2. Evaluate the effect of domestic debt on economic growth in Nigeria.
3. Determine the long-term relationship between external debt and Nigeria’s economic growth.
4. Examine the long-term relationship between public debt and Nigeria’s economic growth.
1.4 Research Questions
1. What is the impact of external debt on Nigeria’s economic growth?
2. How does domestic debt affect economic growth in Nigeria?
3. Is there a long-term relationship between external debt and economic growth in Nigeria?
4. Does a long-term relationship exist between public debt and economic growth in Nigeria?
1.5 Research Hypotheses
HO1: There is no significant relationship between external debt and Nigeria’s economic growth.
HO2: There is no significant relationship between domestic debt and Nigeria’s economic growth.
1.6 Significance of the Study
Inefficient debt management often leads to debt overhang and unsustainable debt service burdens, compelling Nigeria to undertake macroeconomic restructuring and adopt debt strategies aimed at relief and economic growth. By identifying causes of debt accumulation and analyzing management strategies employed by successive Nigerian governments, this study holds relevance for scholars, policymakers, government officials, investors, international organizations, private firms, and future researchers. The findings will guide policymakers in debt reduction and control, providing a benchmark for future research and documentation on Nigeria’s external debt challenges. Additionally, the study informs citizens on how effective debt management can enhance economic output and living standards. Empirically, it contributes to the existing body of literature and serves as a reference for scholars and students pursuing related fields.
1.7 Scope of the Study
This study focuses on the impact of debt management on Nigeria’s economic growth. It specifically examines the effects of external and domestic debt on economic growth and investigates the long-term relationships between these forms of debt and economic growth in Nigeria.

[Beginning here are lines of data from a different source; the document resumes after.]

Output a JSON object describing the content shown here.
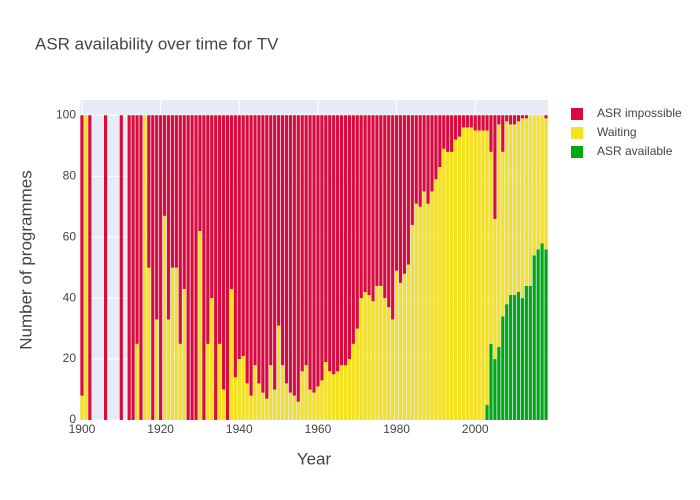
{
  "chart_data": {
    "type": "bar",
    "stacked": true,
    "title": "ASR availability over time for TV",
    "x_label": "Year",
    "y_label": "Number of programmes",
    "x": [
      1900,
      1901,
      1902,
      1903,
      1904,
      1905,
      1906,
      1907,
      1908,
      1909,
      1910,
      1911,
      1912,
      1913,
      1914,
      1915,
      1916,
      1917,
      1918,
      1919,
      1920,
      1921,
      1922,
      1923,
      1924,
      1925,
      1926,
      1927,
      1928,
      1929,
      1930,
      1931,
      1932,
      1933,
      1934,
      1935,
      1936,
      1937,
      1938,
      1939,
      1940,
      1941,
      1942,
      1943,
      1944,
      1945,
      1946,
      1947,
      1948,
      1949,
      1950,
      1951,
      1952,
      1953,
      1954,
      1955,
      1956,
      1957,
      1958,
      1959,
      1960,
      1961,
      1962,
      1963,
      1964,
      1965,
      1966,
      1967,
      1968,
      1969,
      1970,
      1971,
      1972,
      1973,
      1974,
      1975,
      1976,
      1977,
      1978,
      1979,
      1980,
      1981,
      1982,
      1983,
      1984,
      1985,
      1986,
      1987,
      1988,
      1989,
      1990,
      1991,
      1992,
      1993,
      1994,
      1995,
      1996,
      1997,
      1998,
      1999,
      2000,
      2001,
      2002,
      2003,
      2004,
      2005,
      2006,
      2007,
      2008,
      2009,
      2010,
      2011,
      2012,
      2013,
      2014,
      2015,
      2016,
      2017,
      2018
    ],
    "series": [
      {
        "name": "ASR impossible",
        "color": "#dc0a3c",
        "values": [
          92,
          0,
          100,
          0,
          0,
          0,
          100,
          0,
          0,
          0,
          100,
          0,
          100,
          100,
          75,
          100,
          0,
          50,
          100,
          67,
          100,
          33,
          67,
          50,
          50,
          75,
          57,
          100,
          100,
          100,
          38,
          100,
          75,
          60,
          100,
          75,
          90,
          100,
          57,
          86,
          80,
          79,
          88,
          92,
          82,
          88,
          91,
          93,
          82,
          90,
          69,
          82,
          88,
          91,
          92,
          94,
          84,
          82,
          90,
          91,
          89,
          87,
          81,
          84,
          85,
          84,
          82,
          82,
          80,
          75,
          70,
          60,
          58,
          59,
          61,
          56,
          56,
          60,
          63,
          67,
          51,
          55,
          52,
          49,
          36,
          29,
          30,
          25,
          29,
          25,
          21,
          17,
          11,
          12,
          12,
          8,
          7,
          4,
          4,
          4,
          5,
          5,
          5,
          5,
          12,
          34,
          3,
          12,
          2,
          3,
          3,
          2,
          1,
          1,
          0,
          0,
          0,
          0,
          1
        ]
      },
      {
        "name": "Waiting",
        "color": "#f5e11e",
        "values": [
          8,
          100,
          0,
          0,
          0,
          0,
          0,
          0,
          0,
          0,
          0,
          0,
          0,
          0,
          25,
          0,
          100,
          50,
          0,
          33,
          0,
          67,
          33,
          50,
          50,
          25,
          43,
          0,
          0,
          0,
          62,
          0,
          25,
          40,
          0,
          25,
          10,
          0,
          43,
          14,
          20,
          21,
          12,
          8,
          18,
          12,
          9,
          7,
          18,
          10,
          31,
          18,
          12,
          9,
          8,
          6,
          16,
          18,
          10,
          9,
          11,
          13,
          19,
          16,
          15,
          16,
          18,
          18,
          20,
          25,
          30,
          40,
          42,
          41,
          39,
          44,
          44,
          40,
          37,
          33,
          49,
          45,
          48,
          51,
          64,
          71,
          70,
          75,
          71,
          75,
          79,
          83,
          89,
          88,
          88,
          92,
          93,
          96,
          96,
          96,
          95,
          95,
          95,
          90,
          63,
          46,
          73,
          54,
          60,
          56,
          56,
          56,
          59,
          55,
          56,
          46,
          44,
          42,
          43
        ]
      },
      {
        "name": "ASR available",
        "color": "#00a814",
        "values": [
          0,
          0,
          0,
          0,
          0,
          0,
          0,
          0,
          0,
          0,
          0,
          0,
          0,
          0,
          0,
          0,
          0,
          0,
          0,
          0,
          0,
          0,
          0,
          0,
          0,
          0,
          0,
          0,
          0,
          0,
          0,
          0,
          0,
          0,
          0,
          0,
          0,
          0,
          0,
          0,
          0,
          0,
          0,
          0,
          0,
          0,
          0,
          0,
          0,
          0,
          0,
          0,
          0,
          0,
          0,
          0,
          0,
          0,
          0,
          0,
          0,
          0,
          0,
          0,
          0,
          0,
          0,
          0,
          0,
          0,
          0,
          0,
          0,
          0,
          0,
          0,
          0,
          0,
          0,
          0,
          0,
          0,
          0,
          0,
          0,
          0,
          0,
          0,
          0,
          0,
          0,
          0,
          0,
          0,
          0,
          0,
          0,
          0,
          0,
          0,
          0,
          0,
          0,
          5,
          25,
          20,
          24,
          34,
          38,
          41,
          41,
          42,
          40,
          44,
          44,
          54,
          56,
          58,
          56
        ]
      }
    ],
    "xlim": [
      1899.5,
      2018.5
    ],
    "xticks": [
      1900,
      1920,
      1940,
      1960,
      1980,
      2000
    ],
    "ylim": [
      0,
      105
    ],
    "yticks": [
      0,
      20,
      40,
      60,
      80,
      100
    ],
    "grid": true,
    "legend": "right"
  }
}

1.8 Limitations of the Study
The researcher encountered several challenges during the study, including constraints of time and financial resources, language barriers, and uncooperative attitudes from respondents. Limited access to data custodians in financial institutions and government ministries posed difficulties, necessitating careful judgment in handling the data. Time and funding also restricted extensive data collection, including visits to financial and governmental offices. Despite these limitations, the researcher overcame obstacles by adhering to principles of fairness, impartiality, and rigorous observation to ensure the study’s success. The case study approach also presented risks of subjective bias, which the researcher mitigated through adherence to methodological rigor.
1.9 Definition of Terms
• External Debt: Debt incurred when a government borrows from foreign banks, governments, or international institutions such as the IMF, World Bank, or Paris Club. It includes unpaid portions of external resources for development or balance of payments support that remain unsettled upon maturity.
• Economic Growth: A sustained increase in a nation’s capacity to produce a diverse array of economic goods and services, driven by technological advancements and institutional adjustments, reflected in rising real output or per capita output.
• Debt Management Office (DMO): The governmental treasury entity responsible for issuing government securities and managing government borrowing activities.
• Gross Domestic Product (GDP): The total market value of all final goods and services produced within a country during a specified year, calculated as the sum of consumer spending, investments, government expenditures, plus net exports (exports minus imports).